Qt SVG Type Confusion Vulnerability Leading to Application Crash

A type confusion vulnerability has been identified in Qt SVG versions 6.7.0 prior to 6.8.8 and 6.9.0 prior to 6.11.1. This vulnerability allows an attacker to cause an application crash by exploiting how SVG marker references are processed. The renderer retrieves nodes by their id attribute and incorrectly casts them to QSvgMarker pointers without verifying the node type.
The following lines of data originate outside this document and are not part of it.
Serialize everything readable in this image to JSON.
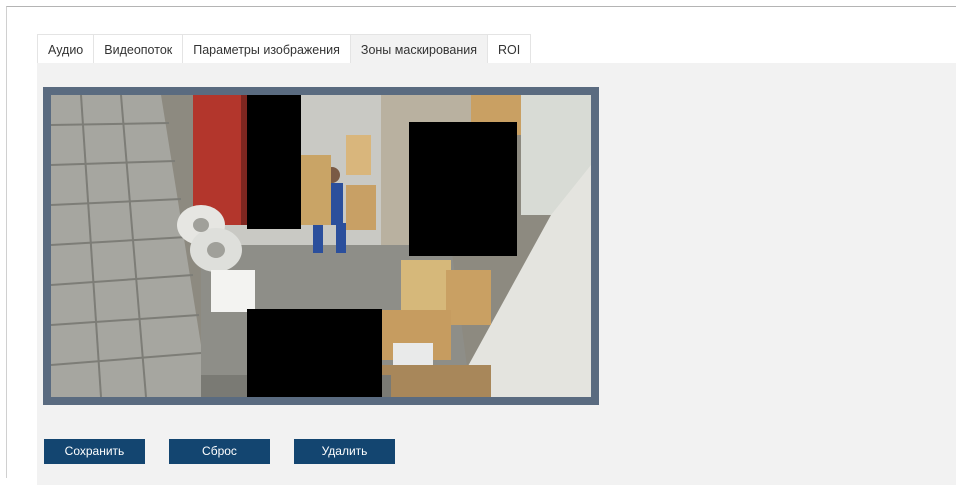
{
  "tabs": [
    {
      "label": "Аудио",
      "active": false
    },
    {
      "label": "Видеопоток",
      "active": false
    },
    {
      "label": "Параметры изображения",
      "active": false
    },
    {
      "label": "Зоны маскирования",
      "active": true
    },
    {
      "label": "ROI",
      "active": false
    }
  ],
  "video": {
    "mask_zone_count": 3
  },
  "buttons": {
    "save_label": "Сохранить",
    "reset_label": "Сброс",
    "delete_label": "Удалить"
  },
  "colors": {
    "button_bg": "#134570",
    "content_bg": "#f2f2f2",
    "video_border": "#5a6b80",
    "mask": "#000000"
  }
}
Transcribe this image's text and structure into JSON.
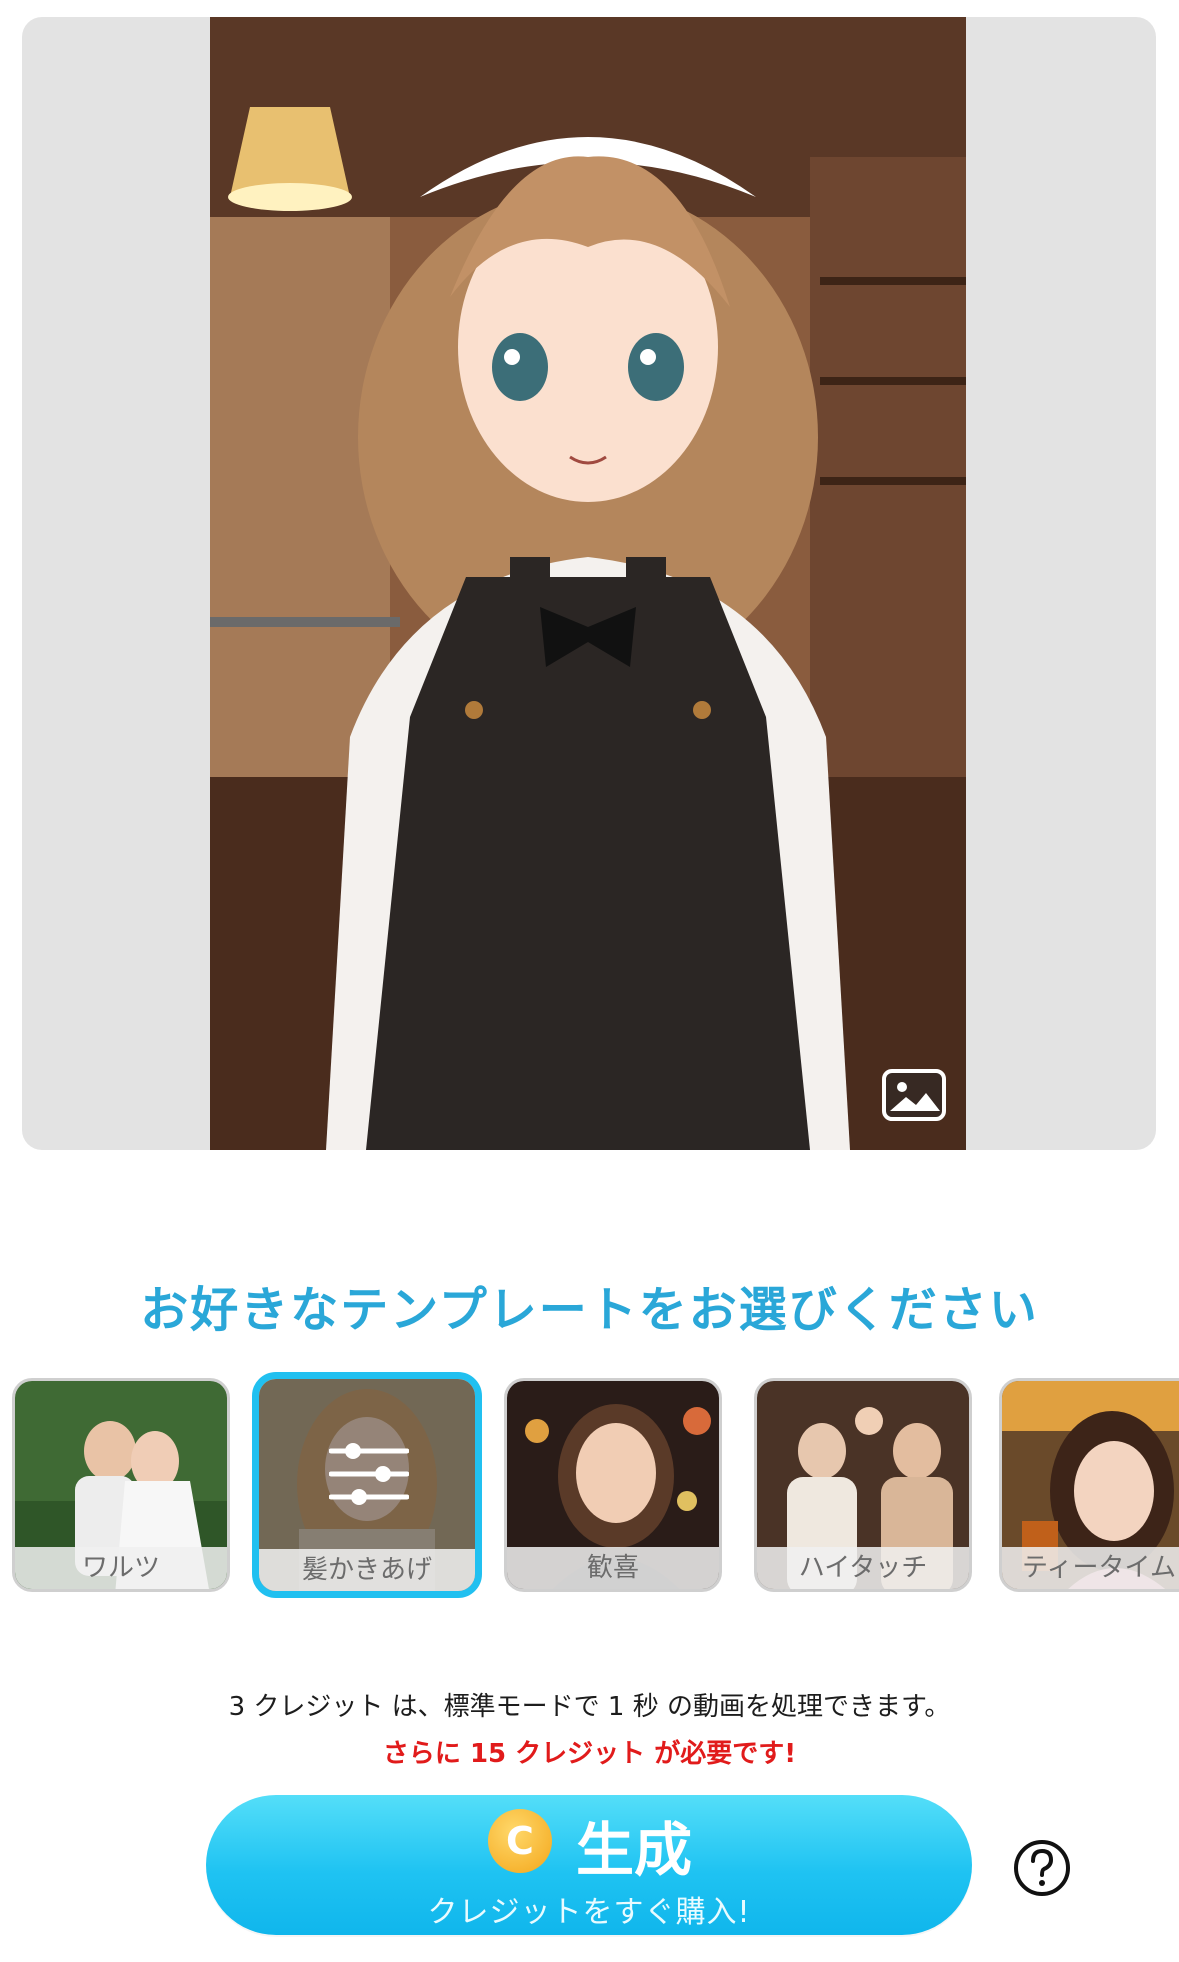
{
  "preview": {
    "image_icon": "image-icon"
  },
  "title": "お好きなテンプレートをお選びください",
  "templates": [
    {
      "label": "ワルツ",
      "selected": false
    },
    {
      "label": "髪かきあげ",
      "selected": true,
      "overlay_icon": "sliders-icon"
    },
    {
      "label": "歓喜",
      "selected": false
    },
    {
      "label": "ハイタッチ",
      "selected": false
    },
    {
      "label": "ティータイム",
      "selected": false
    }
  ],
  "info": {
    "line1": "3 クレジット は、標準モードで 1 秒 の動画を処理できます。",
    "line2": "さらに 15 クレジット が必要です!"
  },
  "generate": {
    "coin_letter": "C",
    "label": "生成",
    "sublabel": "クレジットをすぐ購入!"
  },
  "help_icon": "question-circle-icon",
  "colors": {
    "accent": "#2aa7d8",
    "button": "#1fc3f2",
    "warning": "#e11b1b",
    "selected_border": "#21c0f0"
  }
}
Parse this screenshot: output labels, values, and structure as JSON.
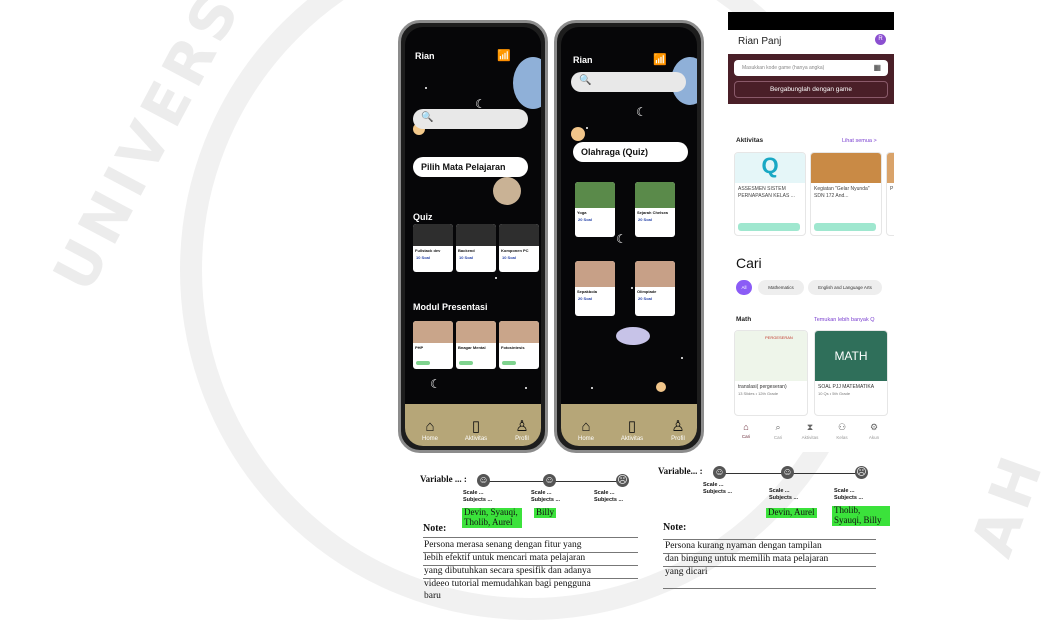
{
  "phone1": {
    "user": "Rian",
    "search_icon": "search-icon",
    "pick_subject": "Pilih Mata Pelajaran",
    "quiz_title": "Quiz",
    "quiz_cards": [
      {
        "title": "Fullstack dev",
        "badge": "10 Soal"
      },
      {
        "title": "Backend",
        "badge": "10 Soal"
      },
      {
        "title": "Komponen PC",
        "badge": "10 Soal"
      }
    ],
    "modul_title": "Modul Presentasi",
    "modul_cards": [
      {
        "title": "PHP"
      },
      {
        "title": "Bnagar Mental"
      },
      {
        "title": "Fotosintesis"
      }
    ],
    "nav": [
      "Home",
      "Aktivitas",
      "Profil"
    ]
  },
  "phone2": {
    "user": "Rian",
    "category": "Olahraga (Quiz)",
    "cards": [
      {
        "title": "Yoga",
        "badge": "20 Soal"
      },
      {
        "title": "Sejarah Chelsea",
        "badge": "20 Soal"
      },
      {
        "title": "Sepakbola",
        "badge": "20 Soal"
      },
      {
        "title": "Olimpiade",
        "badge": "20 Soal"
      }
    ],
    "nav": [
      "Home",
      "Aktivitas",
      "Profil"
    ]
  },
  "app3": {
    "user": "Rian Panj",
    "avatar": "R",
    "code_placeholder": "Masukkan kode game (hanya angka)",
    "join_button": "Bergabunglah dengan game",
    "aktivitas_title": "Aktivitas",
    "see_all": "Lihat semua >",
    "activities": [
      {
        "title": "ASSESMEN SISTEM PERNAPASAN KELAS ..."
      },
      {
        "title": "Kegiatan \"Gelar Nyunda\" SDN 172 And..."
      },
      {
        "title": "P B"
      }
    ],
    "cari_title": "Cari",
    "chips": [
      "All",
      "Mathematics",
      "English and Language Arts"
    ],
    "math_title": "Math",
    "more_link": "Temukan lebih banyak Q",
    "math_cards": [
      {
        "title": "translasi( pergeseran)",
        "sub": "13 Slides • 12th Grade",
        "img_text": "PERGESERAN"
      },
      {
        "title": "SOAL PJJ MATEMATIKA",
        "sub": "10 Qs • 5th Grade",
        "img_text": "MATH"
      }
    ],
    "nav": [
      "Cari",
      "Cari",
      "Aktivitas",
      "Kelas",
      "Akun"
    ]
  },
  "persona_left": {
    "variable": "Variable ... :",
    "scales": [
      {
        "l1": "Scale ...",
        "l2": "Subjects ..."
      },
      {
        "l1": "Scale ...",
        "l2": "Subjects ..."
      },
      {
        "l1": "Scale ...",
        "l2": "Subjects ..."
      }
    ],
    "names_1": "Devin, Syauqi, Tholib, Aurel",
    "names_2": "Billy",
    "note_label": "Note:",
    "note_lines": [
      "Persona merasa senang dengan fitur yang",
      "lebih efektif untuk mencari mata pelajaran",
      "yang dibutuhkan  secara spesifik dan adanya",
      "videeo tutorial memudahkan bagi pengguna",
      "baru"
    ]
  },
  "persona_right": {
    "variable": "Variable... :",
    "scales": [
      {
        "l1": "Scale ...",
        "l2": "Subjects ..."
      },
      {
        "l1": "Scale ...",
        "l2": "Subjects ..."
      },
      {
        "l1": "Scale ...",
        "l2": "Subjects ..."
      }
    ],
    "names_2": "Devin, Aurel",
    "names_3": "Tholib, Syauqi, Billy",
    "note_label": "Note:",
    "note_lines": [
      "Persona kurang nyaman dengan tampilan",
      "dan bingung untuk memilih mata pelajaran",
      "yang dicari"
    ]
  },
  "watermark": {
    "left_text": "UNIVERSITAS",
    "right_text": "AH"
  },
  "colors": {
    "space_bg": "#060608",
    "nav_bar": "#b6a678",
    "join_bg": "#4a1f28",
    "highlight": "#3be23b",
    "accent_purple": "#8b5cf6"
  }
}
When a non-marker element, such as a line, references itself as a marker, it triggers an out-of-bounds heap read due to the size difference between QSvgLine and QSvgMarker. This is followed by an endless recursion that bypasses the marker recursion guard, leading to a denial-of-service condition by crashing the application.

Impact

Exploitation of this vulnerability causes a denial-of-service condition by crashing the application.

Reproduction

The vulnerability can be reproduced using a crafted SVG image that includes a line element referencing itself as a marker. This can be done by creating an SVG file that includes a line element with an id attribute that is referenced as a marker, exploiting the type confusion when the SVG is processed by an application using the vulnerable version of Qt SVG.

Remediation

Users can upgrade to Qt SVG versions 6.11.1 or higher, or versions 6.8.8 and 6.11.1, to address this vulnerability.